Moscou, a contrario, entretient des relations normalisées avec Erdogan depuis maintenant un an et demi. Les deux pays coopérèrent étroitement pour tenter de mettre en œuvre une solution politique au conflit syrien, notamment à travers les rencontres d’Astana et de Sotchi. Pour autant, ils sont en profond désaccord sur l’attitude à adopter envers les forces kurdes de Syrie organisées par le PYD. Les Russes considéraient déjà à l’époque soviétique que les dossiers kurdes – car ne se déclinant pas de manière identique en Turquie, Syrie, Irak ou Iran – pouvaient constituer un instrument au service du déploiement de leurs intérêts dans la région. Rappelons que le PYD a ouvert un bureau de représentation à Moscou en février 2016 et que Moscou souhaite aujourd’hui inclure ce parti dans les pourparlers de Sotchi, au grand dam des dirigeants turcs.
Concernant la tenue d’une réunion à huis clos du Conseil de sécurité de l’ONU, à la demande de la France lundi 22 janvier, elle a été sans aucun effet sur Ankara. La demande aux autorités turques de faire preuve de retenue, comme l’ont d’ailleurs déjà fait les Russes et les Américains depuis le début des opérations, relève plus d’un vœu pieux que d’une réelle capacité à infléchir la résolution d’Ankara.
À cela s’ajoutent, il est important d’en prendre la mesure, les divergences bien connues entre les membres du Conseil de sécurité sur la Syrie. Les Russes qui possèdent incontestablement les meilleurs atouts diplomatiques, politiques et militaires sur le terrain ne feront, à ce stade, aucune concession aux Américains, totalement démonétisés sur ce dossier. En ce sens, on peut considérer, qu’au moins tacitement, les Russes ont fourni leur aval à l’opération « Rameau d’olivier ».
Quels sont les objectifs de la force de sécurisation de 30.000 hommes voulue et soutenue par les États-Unis en Syrie, mais à laquelle s’oppose la Turquie ?
Cette force de sécurisation – qui a été l’étincelle des combats en cours comme évoqué précédemment – a pour principale fonction de renforcer la puissance du PYD et de ses milices. Les États-Unis, considérablement affaiblis par leur succession d’erreurs en Syrie depuis 2011, ont certainement cherché à se doter d’un point d’appui solide pour tenter de reprendre pied dans des négociations qui, il est vrai, ont actuellement quelques difficultés à se décanter. Au vu de l’instabilité qui persiste en Syrie, les Américains considèrent que s’appuyer sur le PYD, dont ils sont actuellement proches, constitue un moyen de peser dans les discussions.
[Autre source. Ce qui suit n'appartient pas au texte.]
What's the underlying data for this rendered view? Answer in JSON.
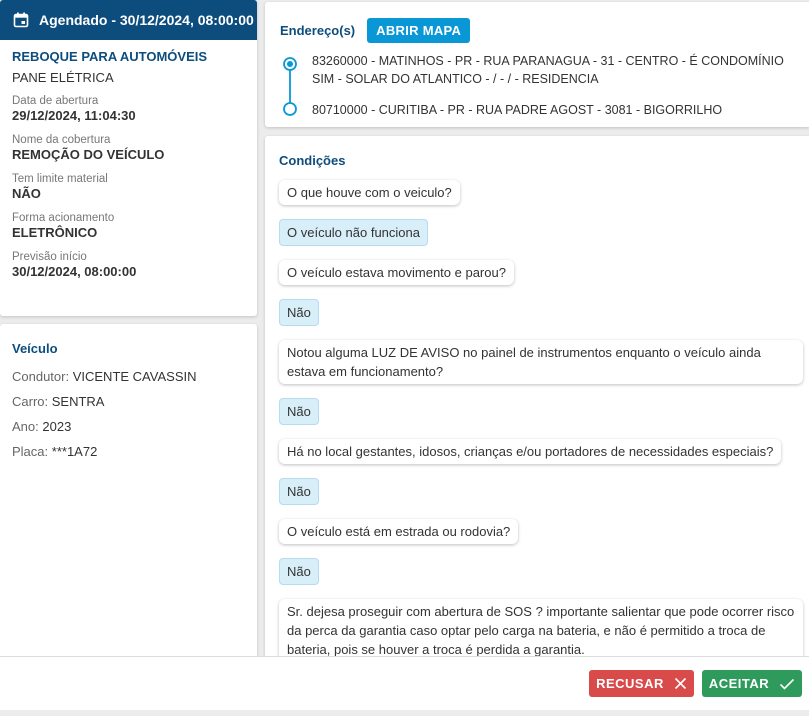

Mais les Kurdes du PYD doivent pour leur part être conscients qu’ils peuvent être lâchés à tout moment par Washington. L’histoire des Kurdes de Turquie, de Syrie, d’Irak ou d’Iran est une longue succession de trahisons. Il est de bon ton, pour une partie des puissances occidentales, de les soutenir dans leur combat, présenté comme émancipateur, jusqu’au jour où cela ne sert plus leurs intérêts…
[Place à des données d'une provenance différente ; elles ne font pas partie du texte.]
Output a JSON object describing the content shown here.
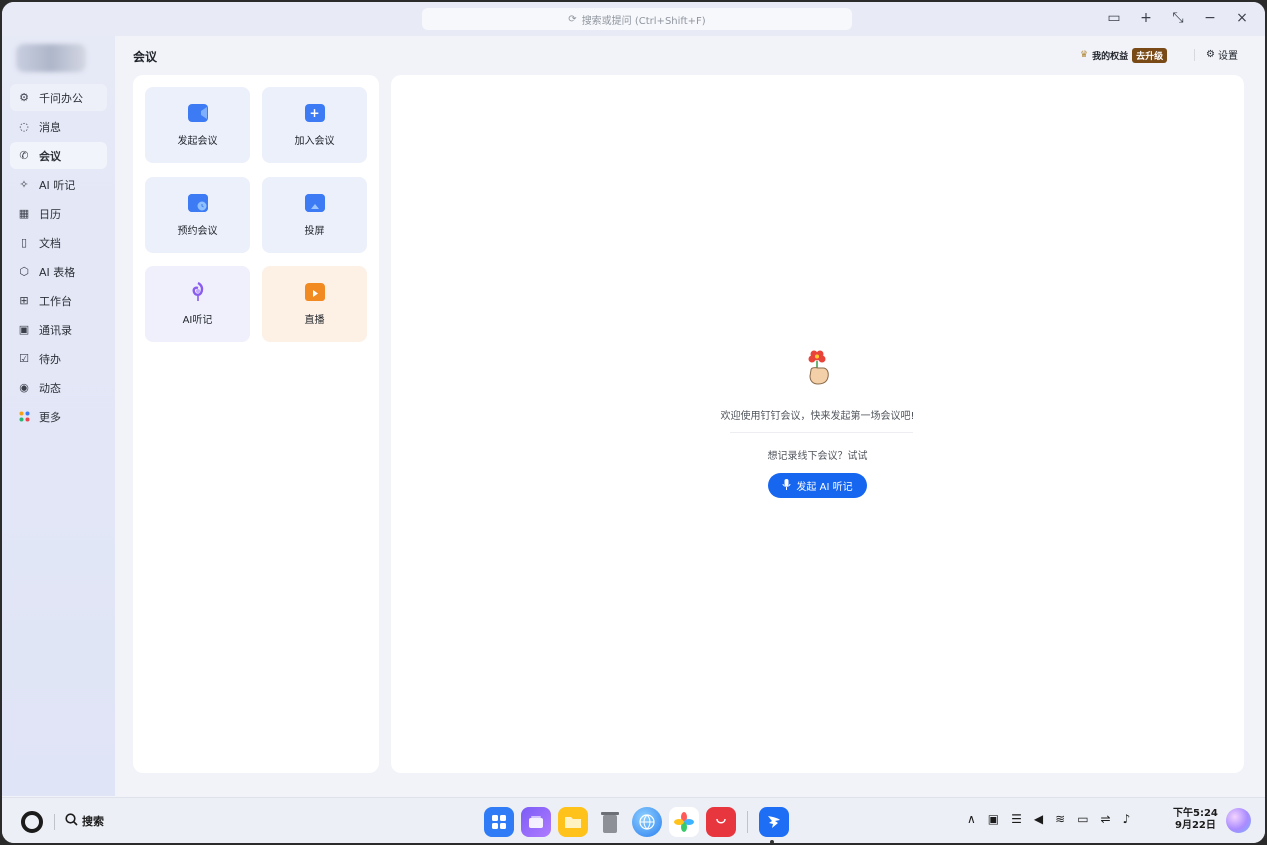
{
  "topbar": {
    "search_placeholder": "搜索或提问 (Ctrl+Shift+F)"
  },
  "sidebar": {
    "items": [
      {
        "label": "千问办公",
        "icon": "gear-sparkle-icon"
      },
      {
        "label": "消息",
        "icon": "chat-icon"
      },
      {
        "label": "会议",
        "icon": "phone-icon"
      },
      {
        "label": "AI 听记",
        "icon": "ai-mic-icon"
      },
      {
        "label": "日历",
        "icon": "calendar-icon"
      },
      {
        "label": "文档",
        "icon": "document-icon"
      },
      {
        "label": "AI 表格",
        "icon": "hexagon-icon"
      },
      {
        "label": "工作台",
        "icon": "grid-icon"
      },
      {
        "label": "通讯录",
        "icon": "contacts-icon"
      },
      {
        "label": "待办",
        "icon": "checkbox-icon"
      },
      {
        "label": "动态",
        "icon": "eye-icon"
      },
      {
        "label": "更多",
        "icon": "dots-icon"
      }
    ]
  },
  "header": {
    "title": "会议",
    "rights_label": "我的权益",
    "upgrade_label": "去升级",
    "settings_label": "设置"
  },
  "tiles": [
    {
      "label": "发起会议",
      "icon": "video-icon",
      "color": "#3d7bf5"
    },
    {
      "label": "加入会议",
      "icon": "plus-icon",
      "color": "#3d7bf5"
    },
    {
      "label": "预约会议",
      "icon": "clock-calendar-icon",
      "color": "#3d7bf5"
    },
    {
      "label": "投屏",
      "icon": "screen-cast-icon",
      "color": "#3d7bf5"
    },
    {
      "label": "AI听记",
      "icon": "ai-mic-icon",
      "color": "#8a5cf0"
    },
    {
      "label": "直播",
      "icon": "tv-play-icon",
      "color": "#f28a22"
    }
  ],
  "main": {
    "welcome_text": "欢迎使用钉钉会议，快来发起第一场会议吧!",
    "hint_text": "想记录线下会议？试试",
    "ai_button_label": "发起 AI 听记"
  },
  "taskbar": {
    "search_label": "搜索",
    "time": "下午5:24",
    "date": "9月22日",
    "apps": [
      "app-grid-icon",
      "multitask-icon",
      "folder-icon",
      "trash-icon",
      "browser-icon",
      "photos-icon",
      "app-gallery-icon",
      "dingtalk-icon"
    ]
  },
  "colors": {
    "accent": "#1766f0",
    "upgrade": "#7a4a16"
  }
}
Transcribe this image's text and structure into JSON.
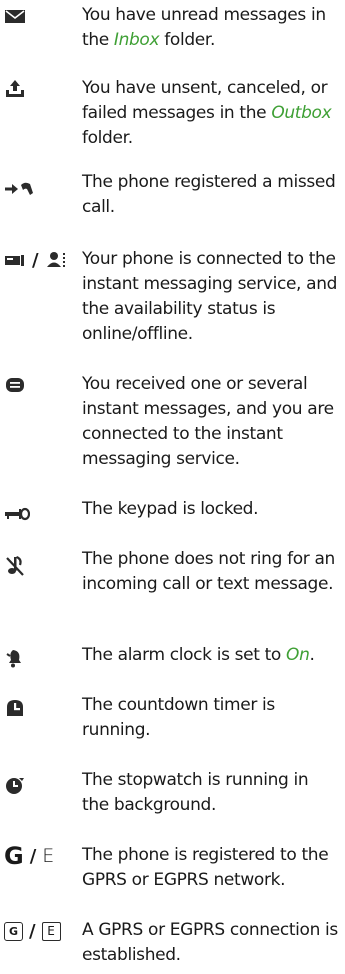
{
  "accent_color": "#3fa035",
  "items": [
    {
      "icon": "envelope-icon",
      "parts": [
        "You have unread messages in the ",
        "Inbox",
        " folder."
      ]
    },
    {
      "icon": "outbox-tray-icon",
      "parts": [
        "You have unsent, canceled, or failed messages in the ",
        "Outbox",
        " folder."
      ]
    },
    {
      "icon": "missed-call-icon",
      "parts": [
        "The phone registered a missed call.",
        "",
        ""
      ]
    },
    {
      "icon": "instant-messaging-online-offline-icon",
      "separator": "/",
      "parts": [
        "Your phone is connected to the instant messaging service, and the availability status is online/offline.",
        "",
        ""
      ]
    },
    {
      "icon": "instant-message-icon",
      "parts": [
        "You received one or several instant messages, and you are connected to the instant messaging service.",
        "",
        ""
      ]
    },
    {
      "icon": "keypad-lock-icon",
      "parts": [
        "The keypad is locked.",
        "",
        ""
      ]
    },
    {
      "icon": "silent-ringtone-icon",
      "parts": [
        "The phone does not ring for an incoming call or text message.",
        "",
        ""
      ]
    },
    {
      "icon": "alarm-clock-icon",
      "parts": [
        "The alarm clock is set to ",
        "On",
        "."
      ]
    },
    {
      "icon": "countdown-timer-icon",
      "parts": [
        "The countdown timer is running.",
        "",
        ""
      ]
    },
    {
      "icon": "stopwatch-icon",
      "parts": [
        "The stopwatch is running in the background.",
        "",
        ""
      ]
    },
    {
      "icon": "gprs-egprs-registered-icon",
      "separator": "/",
      "glyph_a": "G",
      "glyph_b": "E",
      "parts": [
        "The phone is registered to the GPRS or EGPRS network.",
        "",
        ""
      ]
    },
    {
      "icon": "gprs-egprs-connection-icon",
      "separator": "/",
      "glyph_a": "G",
      "glyph_b": "E",
      "parts": [
        "A GPRS or EGPRS connection is established.",
        "",
        ""
      ]
    }
  ]
}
C’est un objectif parfaitement assumé par les Américains d’instrumentaliser des forces qu’ils contrôlent militairement et qui, avec le concours du PYD et du YPG, ont permis les défaites militaires de Daech. Pour autant, cela ne vaut pas soutien définitif et l’on peut considérer que d’un point de vue stratégique Ankara restera plus important que Kameshli aux yeux de Washington.